Good example! I think philosophy's purpose is to clarify and systematize unexplored intellectual areas. I imagine philosophers today are already using AI as intellectual sparring partners. I suppose if energy were cheap, we could run AIs all day long to pontificate like humans and write philosophical tracts on the issues of the day. When that happens, we will see if they say anything of merit.
Mathematicians will soon be left only to conjecture, with proofs being automated. The issue I see is that AI will devise proofs that are beyond our comprehension, since humans are already taxing each other (cf. Wiles, Mochizuki, Perelman, etc.) Once humans lose grasp of the proof, how will they propose new conjectures?
I worked with two philosophy Ph.Ds in corporate strategy years ago. An a chemical engineer, and a nuclear engineer. We were all managing excel documents at the time.
I mean, it doesn’t have to be deep to be meaningful.
The connection between “needing to work” and “right to continue existing” is THE problem with society right now.
You think AI boomers are paranoid because they think robots are going to replace the jobs? People are paranoid because they don’t know how they’re going to exist in a post-work world.
I don't envy the talented young research mathematicians starting their career now. While there's still space to distinguish yourself (inventing completely new mathematics), the path to recognition is narrow.
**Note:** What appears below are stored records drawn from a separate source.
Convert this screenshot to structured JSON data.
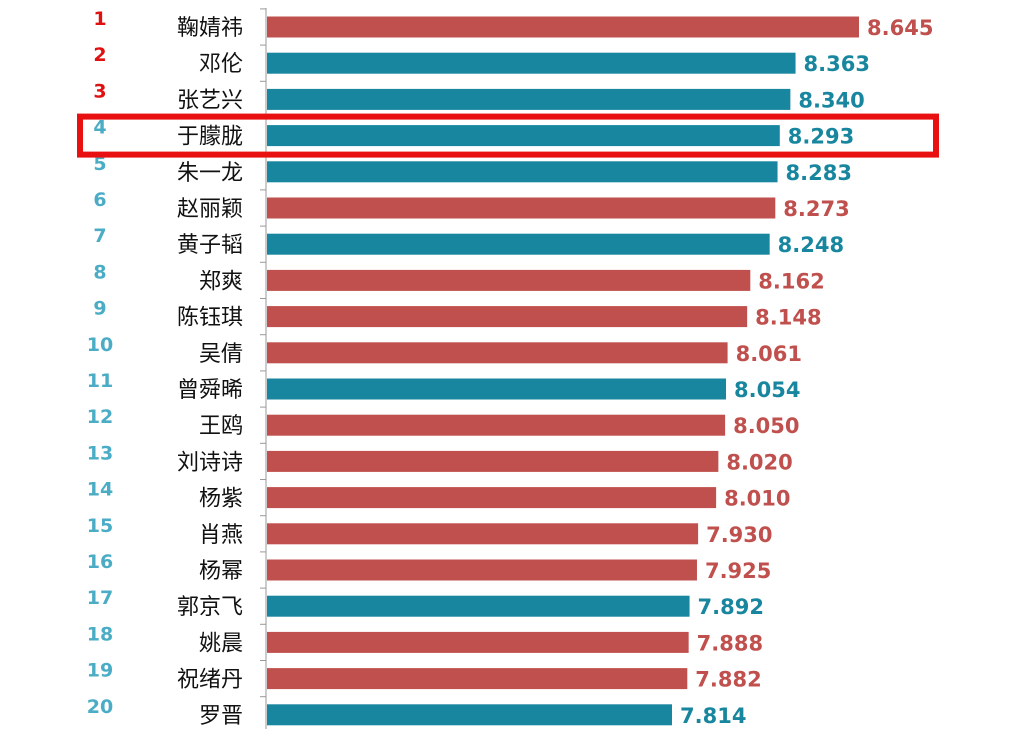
{
  "chart_data": {
    "type": "bar",
    "orientation": "horizontal",
    "categories": [
      "鞠婧祎",
      "邓伦",
      "张艺兴",
      "于朦胧",
      "朱一龙",
      "赵丽颖",
      "黄子韬",
      "郑爽",
      "陈钰琪",
      "吴倩",
      "曾舜晞",
      "王鸥",
      "刘诗诗",
      "杨紫",
      "肖燕",
      "杨幂",
      "郭京飞",
      "姚晨",
      "祝绪丹",
      "罗晋"
    ],
    "ranks": [
      "1",
      "2",
      "3",
      "4",
      "5",
      "6",
      "7",
      "8",
      "9",
      "10",
      "11",
      "12",
      "13",
      "14",
      "15",
      "16",
      "17",
      "18",
      "19",
      "20"
    ],
    "values": [
      8.645,
      8.363,
      8.34,
      8.293,
      8.283,
      8.273,
      8.248,
      8.162,
      8.148,
      8.061,
      8.054,
      8.05,
      8.02,
      8.01,
      7.93,
      7.925,
      7.892,
      7.888,
      7.882,
      7.814
    ],
    "value_labels": [
      "8.645",
      "8.363",
      "8.340",
      "8.293",
      "8.283",
      "8.273",
      "8.248",
      "8.162",
      "8.148",
      "8.061",
      "8.054",
      "8.050",
      "8.020",
      "8.010",
      "7.930",
      "7.925",
      "7.892",
      "7.888",
      "7.882",
      "7.814"
    ],
    "groups": [
      "female",
      "male",
      "male",
      "male",
      "male",
      "female",
      "male",
      "female",
      "female",
      "female",
      "male",
      "female",
      "female",
      "female",
      "female",
      "female",
      "male",
      "female",
      "female",
      "male"
    ],
    "group_colors": {
      "female": "#c0504d",
      "male": "#17869e"
    },
    "rank_colors": {
      "top3": "#e01010",
      "other": "#4bacc6"
    },
    "highlight_index": 3,
    "highlight_color": "#e81010",
    "x_axis_range": [
      0,
      8.645
    ],
    "grid": false,
    "legend": "none"
  }
}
Second, the proofs -- I understand the Lean 4 proofs to be refereed by Fable, and generated by Chat 5.6 Sol. Unlike the leaked proof of the Cycle Double Cover Conjecture last week which had a very nicely readable nearly humanlike writeup, the proof summaries (from Fable) read like Claude tends to read to me these days - real difficulty with the theory of mind of the reader, they are filled with technical phrases, acknowledgment of hard bits and oblique reference to solutions. In short, they suck. I didn't see the word load-bearing, but I bet it's there.
That said, a Lean 4 proof is a pretty compelling output artifact. I find it interesting that it's an additional type of effort to turn these into human readable / appreciable / beautiful / non-shitty proofs.
To those who say who cares -- indeed. But. One of the major reasons things like the Erdos problems are valuable is that they can at times spur new techniques and concepts. The best of these concepts are applied elsewhere, advancing the frontier. While we gain a lot from solving these problems, we'll gain even more from that next step of distillation / explanation into something humans and computers can grok together. I'd hope that with so many tentatively marked 'solved' we will see some new techniques / ontology / concepts. If not, still pretty amazing.